En las redes sociales, muchas personas han pedido que sus escenas en "Men In Black" sean grabadas con otro actor. "No te sorprendas si alguien ya no quiere trabajar contigo", dijo la actriz Regina King, en una entrevista con el periódico The Independent, que inició la polémica por la entrevista de Liam Nesson.

 

"Los actos generalmente son más dañinos que las palabras", explicó Joseph Caobsky, profesor de la Universidad de Carolina del Norte y especializado en relaciones públicas. "Pero el de Neeson es un caso un poco único porque no fue solo lo que dijo, es decir, una opinión ofensiva, sino que lo que dijo estaba relacionado a un comportamiento real: compartir un momento en el que pensó en un comportamiento violento real hacia un hombre negro".

 

De acuerdo con varios especialistas en manejo de crisis, la entrevista televisada que ofreció el actor al día siguiente de la polémica a pesar de todo fue un buen comienzo.

 

"En un mundo donde todo es instantáneo tenemos que actuar más rápido que antes", consideró Ronn Torosian, fundador de la agencia 5W PR.

 

Neeson "debería seguir disculpándose", opinó, "y dejar claro que cometió un error más que tratar de defender o de dar el contexto de sus afirmaciones".

 

"Las acciones hablan más alto que las palabras", consideró Steve Jaffe, de la agencia Jaffe & Company. "Él debería reunirse con las organizaciones que están comprometidas con el diálogo sobre el racismo".

 

Una estrategia que solo puede funcionar, precisaron los especialistas, si se percibe como sincera y no oportunista.

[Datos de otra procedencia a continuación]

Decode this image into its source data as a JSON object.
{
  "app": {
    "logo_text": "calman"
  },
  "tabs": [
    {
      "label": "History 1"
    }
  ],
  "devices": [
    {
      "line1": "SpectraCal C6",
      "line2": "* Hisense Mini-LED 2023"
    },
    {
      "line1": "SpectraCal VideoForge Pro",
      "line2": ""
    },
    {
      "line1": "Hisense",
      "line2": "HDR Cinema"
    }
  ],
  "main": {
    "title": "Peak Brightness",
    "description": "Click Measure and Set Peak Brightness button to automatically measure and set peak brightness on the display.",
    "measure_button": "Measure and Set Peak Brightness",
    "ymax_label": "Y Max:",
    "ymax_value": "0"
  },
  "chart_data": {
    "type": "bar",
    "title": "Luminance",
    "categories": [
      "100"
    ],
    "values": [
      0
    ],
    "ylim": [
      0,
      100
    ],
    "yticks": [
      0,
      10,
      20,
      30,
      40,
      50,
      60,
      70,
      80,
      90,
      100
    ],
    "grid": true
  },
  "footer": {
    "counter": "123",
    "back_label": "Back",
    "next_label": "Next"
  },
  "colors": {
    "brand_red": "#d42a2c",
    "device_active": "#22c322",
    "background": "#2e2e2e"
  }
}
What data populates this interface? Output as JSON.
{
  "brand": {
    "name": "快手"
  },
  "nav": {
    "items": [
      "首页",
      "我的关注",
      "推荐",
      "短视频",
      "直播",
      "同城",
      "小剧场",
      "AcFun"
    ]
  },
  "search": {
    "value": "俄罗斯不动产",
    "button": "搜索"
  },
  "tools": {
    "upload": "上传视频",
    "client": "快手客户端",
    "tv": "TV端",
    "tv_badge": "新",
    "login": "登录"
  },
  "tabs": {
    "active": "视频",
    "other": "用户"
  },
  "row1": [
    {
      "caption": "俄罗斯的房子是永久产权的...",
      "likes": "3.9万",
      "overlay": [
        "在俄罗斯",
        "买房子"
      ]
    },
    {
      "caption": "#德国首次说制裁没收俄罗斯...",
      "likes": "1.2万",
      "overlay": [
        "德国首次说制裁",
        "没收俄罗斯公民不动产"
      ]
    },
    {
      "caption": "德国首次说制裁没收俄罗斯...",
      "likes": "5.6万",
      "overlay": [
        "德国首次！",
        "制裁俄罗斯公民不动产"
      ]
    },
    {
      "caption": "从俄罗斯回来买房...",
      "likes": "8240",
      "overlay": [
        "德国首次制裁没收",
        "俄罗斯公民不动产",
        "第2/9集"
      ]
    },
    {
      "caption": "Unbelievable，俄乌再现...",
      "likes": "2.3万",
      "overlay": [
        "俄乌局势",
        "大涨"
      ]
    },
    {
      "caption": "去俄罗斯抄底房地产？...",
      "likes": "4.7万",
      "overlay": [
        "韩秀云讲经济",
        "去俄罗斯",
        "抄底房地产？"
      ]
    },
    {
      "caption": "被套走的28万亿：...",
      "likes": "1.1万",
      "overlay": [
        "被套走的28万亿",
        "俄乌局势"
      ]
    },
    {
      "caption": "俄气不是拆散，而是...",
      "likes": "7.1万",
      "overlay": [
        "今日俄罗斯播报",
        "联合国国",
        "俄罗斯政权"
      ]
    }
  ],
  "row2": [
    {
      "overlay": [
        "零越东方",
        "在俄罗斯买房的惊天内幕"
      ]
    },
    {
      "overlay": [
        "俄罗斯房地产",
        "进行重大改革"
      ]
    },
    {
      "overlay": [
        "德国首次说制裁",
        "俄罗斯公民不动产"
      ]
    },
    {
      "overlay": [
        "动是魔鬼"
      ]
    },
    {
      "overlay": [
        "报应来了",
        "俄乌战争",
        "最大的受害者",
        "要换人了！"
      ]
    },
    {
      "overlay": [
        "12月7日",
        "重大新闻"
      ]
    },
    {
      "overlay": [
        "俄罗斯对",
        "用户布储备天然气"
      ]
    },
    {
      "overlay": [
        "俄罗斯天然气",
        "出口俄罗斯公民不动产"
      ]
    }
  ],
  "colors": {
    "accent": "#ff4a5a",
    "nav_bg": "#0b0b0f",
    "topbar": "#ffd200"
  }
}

En este momento, ninguno de los proyectos en curso de Liam Neeson parece estar amenazado por el escándalo.

 

Pero "la reputación que tenía antes de la crisis esta en riesgo", afirmó Steve Jaffe, que trabajó con Bill Clinton. "Es más fácil escuchar las excusas de un buen tipo" o percibirlo como tal, "que a alguien que parece que está tratando de mantener su trabajo".

 

Varios actores y directores han defendido al actor norirlandés, entre ellos la actriz negra Whoopi Goldberg.

 

Para Mark Hass, profesor de comunicación estratégica de la Universidad del Estado de Arizona, las celebridades gozan generalmente de una gran tolerancia del público.

 

"Creo que la tormenta mediática va a dispersarse tan rápido como se formó", dice sobre el caso Neeson.

 

Más allá del mundo del cine, músicos o políticos gozan también de una relativa impunidad por sus afirmaciones. "Simplemente mira a Donald Trump", dice Mark Hass, quien hace una clara distinción con el mundo de los negocios.

 

"La diferencia es que los CEO generalmente tienen un consejo directivo que los puede despedir", dijo al señalar que "ese no es el caso de celebridades como Liam Neeson, Mel Gibson o Kanye West".

 

Mel Gibson es también citado por muchos como ejemplo definitivo de un resucitado. Autor de declaraciones homofóbicas, racistas y antisemitas y acusado de violencia doméstica, este actor y director fue considerado en 2016 como persona non grata en Hollywood.

 

Después de casi una década de haber prácticamente desaparecido de la vida pública, regreso en 2016 y volvió a ser parte de la gran familia de Hollywood.

 

El actor Gary Oldman o el rapero Kanye West tuvieron cada uno con sus propias polémicas, pero no han salido de los escenarios.
Y si ampliamos el espectro a las propuestas sexistas o de homofobia, varias decenas cayeron en el olvido, a pesar de las controversias violentas momentáneas.

 

Joseph Cabosky cita el caso de Kevin Hart, quien cayó en una polémica en diciembre por viejas declaraciones homofóbicas y renunció hace poco a presentar la ceremonia del Óscar.

 

"Su película 'The Upside' salió unas semanas después", dijo "y estuvo mucho mejor de lo previsto".